You know, when you look at a body of water, you never really know what lies beneath that often peaceful-looking surface; in Loudoun County (our little locality of contradictions and seeming time vortexes) the same can be said of many of its solid landforms. I don’t know if I ever saw the ruins of the historic Woodburn General Store before it was demolished almost 15 years ago. If I did, it may not have really registered that the artifact held any more importance than an old, rotting fence line or nameless shack along the roadside. Heck, I didn’t even recall its existence – or that of the community of Woodburn itself – until a little research unearthed the machinations of the State Highway Department- going over the heads of our local government – in widening and paving Woodburn Road – and in so doing – demolishing all that was left of the former General Store. The County Board – otherwise far less poetically known as the Loudoun Supervisors – had made an earlier decision to leave the Road unpaved; whether we’d have seen an organized effort to save the Store or not – is left – I surmise – to the imagination.
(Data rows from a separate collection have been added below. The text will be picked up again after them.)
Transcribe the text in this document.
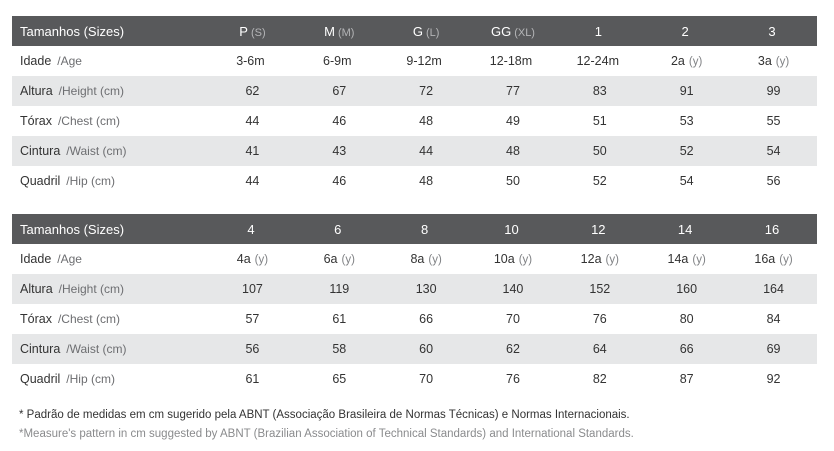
Tamanhos (Sizes)	P (S)	M (M)	G (L)	GG (XL)	1	2	3
Idade /Age	3-6m	6-9m	9-12m	12-18m	12-24m	2a (y)	3a (y)
Altura /Height (cm)	62	67	72	77	83	91	99
Tórax /Chest (cm)	44	46	48	49	51	53	55
Cintura /Waist (cm)	41	43	44	48	50	52	54
Quadril /Hip (cm)	44	46	48	50	52	54	56
Tamanhos (Sizes)	4	6	8	10	12	14	16
Idade /Age	4a (y)	6a (y)	8a (y)	10a (y)	12a (y)	14a (y)	16a (y)
Altura /Height (cm)	107	119	130	140	152	160	164
Tórax /Chest (cm)	57	61	66	70	76	80	84
Cintura /Waist (cm)	56	58	60	62	64	66	69
Quadril /Hip (cm)	61	65	70	76	82	87	92
* Padrão de medidas em cm sugerido pela ABNT (Associação Brasileira de Normas Técnicas) e Normas Internacionais.
*Measure's pattern in cm suggested by ABNT (Brazilian Association of Technical Standards) and International Standards.
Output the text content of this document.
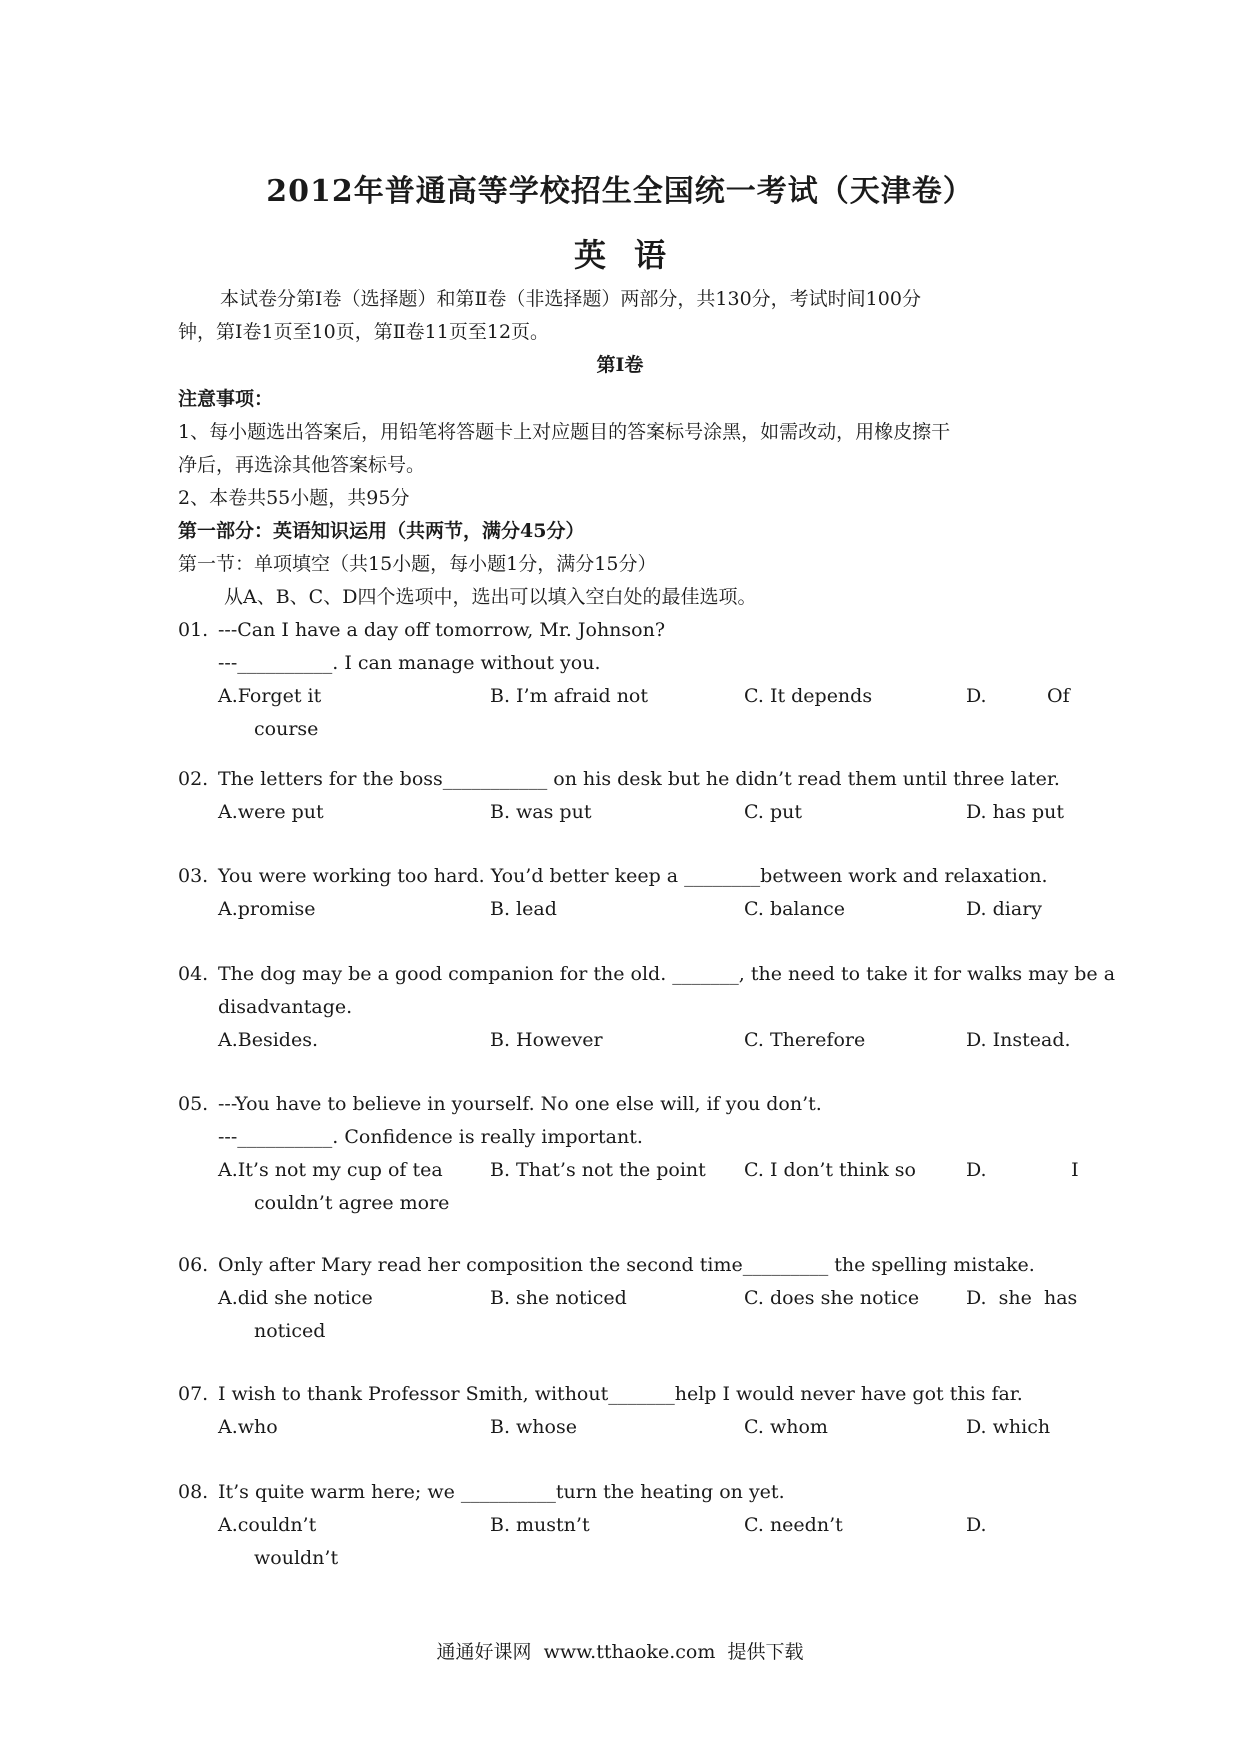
2012年普通高等学校招生全国统一考试（天津卷）
英语
本试卷分第Ⅰ卷（选择题）和第Ⅱ卷（非选择题）两部分，共130分，考试时间100分
钟，第Ⅰ卷1页至10页，第Ⅱ卷11页至12页。
第Ⅰ卷
注意事项：
1、每小题选出答案后，用铅笔将答题卡上对应题目的答案标号涂黑，如需改动，用橡皮擦干
净后，再选涂其他答案标号。
2、本卷共55小题，共95分
第一部分：英语知识运用（共两节，满分45分）
第一节：单项填空（共15小题，每小题1分，满分15分）
从A、B、C、D四个选项中，选出可以填入空白处的最佳选项。
01. ---Can I have a day off tomorrow, Mr. Johnson?
---__________. I can manage without you.
A.Forget it	B. I’m afraid not	C. It depends	D.          Of
course
02. The letters for the boss___________ on his desk but he didn’t read them until three later.
A.were put	B. was put	C. put	D. has put
03. You were working too hard. You’d better keep a ________between work and relaxation.
A.promise	B. lead	C. balance	D. diary
04. The dog may be a good companion for the old. _______, the need to take it for walks may be a
disadvantage.
A.Besides.	B. However	C. Therefore	D. Instead.
05. ---You have to believe in yourself. No one else will, if you don’t.
---__________. Confidence is really important.
A.It’s not my cup of tea B. That’s not the point C. I don’t think so	D.              I
couldn’t agree more
06. Only after Mary read her composition the second time_________ the spelling mistake.
A.did she notice	B. she noticed	C. does she notice D.  she  has
noticed
07. I wish to thank Professor Smith, without_______help I would never have got this far.
A.who	B. whose	C. whom	D. which
08. It’s quite warm here; we __________turn the heating on yet.
A.couldn’t	B. mustn’t	C. needn’t	D.
wouldn’t
通通好课网  www.tthaoke.com  提供下载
But– even in the 21st Century – there’s still good reason to climb that ridge from Dry Mill Road in the north and go up that slope to the furthest eastern hump of the Catoctin Mountains as they sweep down from Maryland and into Loudoun County; Woodburn Road just happens to skirt the ridge just west of Leesburg and offer a sense of elevation and distance – as you glance off in the direction of the rising sun – where the piedmont meets the coastal plain, and the land levels out in what some might call a more civilized fashion. But up here, the topography offers enough challenging variation to prevent the rate of bulldozing, cementing, asphalting and building that we’ve seen just to the east. Not that all that stuff’s bad – I like to have a roof over my head at night – not to mention places to buy socks and groceries – as much as the next guy; I also like having that almost-inaccessible rocky outcropping covered in pines on my western horizon. And, if you follow Woodburn Road for its entire length – just a few miles, actually – all the way to Route 704 – Harmony Church Road – you’ve got limitless options for exploration to the south and west – whether on- or off-road.
So: as in other portions of our lives – we’ve lost some of the physical manifestations of our history on Woodburn Road; rarely can we move into the future while maintaining all the amenities of the past – unless you’ve a much larger attic than mine. Perhaps the improvements made on Woodburn Road outweigh the loss of the historic Woodburn General Store; maybe I’d have driven past it, thinking, “Why doesn’t somebody just tear that old eyesore down and put in something new – something useful?” Maybe.
Then again, I may have thought it was a really cool little milestone along my way. I won’t lose too much sleep over it, but I do wonder what it may have looked like, and if there was any chance to salvage this artifact before the swing of the wrecking ball.
Loudoun County has the blessing of being very popular – both to newcomers and a rapid birth rate among current residents. It’s a good problem – in many ways; with ongoing change comes varied opportunity – and with the ability of foresight – if we use even our most limited talents – we can choose which parts of our past to store in our attic, so to speak: do we want that old, falling-down Woodburn General Store?
We let the State Highway Department, in all its wisdom, make that decision for us. What other – perhaps more cherished sites along our path – would they (and maybe other, less benevolent agencies) choose to eliminate in favor of that new overpass, parking lot or utility? I once heard a wise man say that a growing community will always need jails and toilets. These institutions – both popular and unpopular – are all well and fine, but I’d need to hear some real fancy selling before I’d put in a prison or a sewage plant on some of my most favored locations across Loudoun County. How ‘bout you?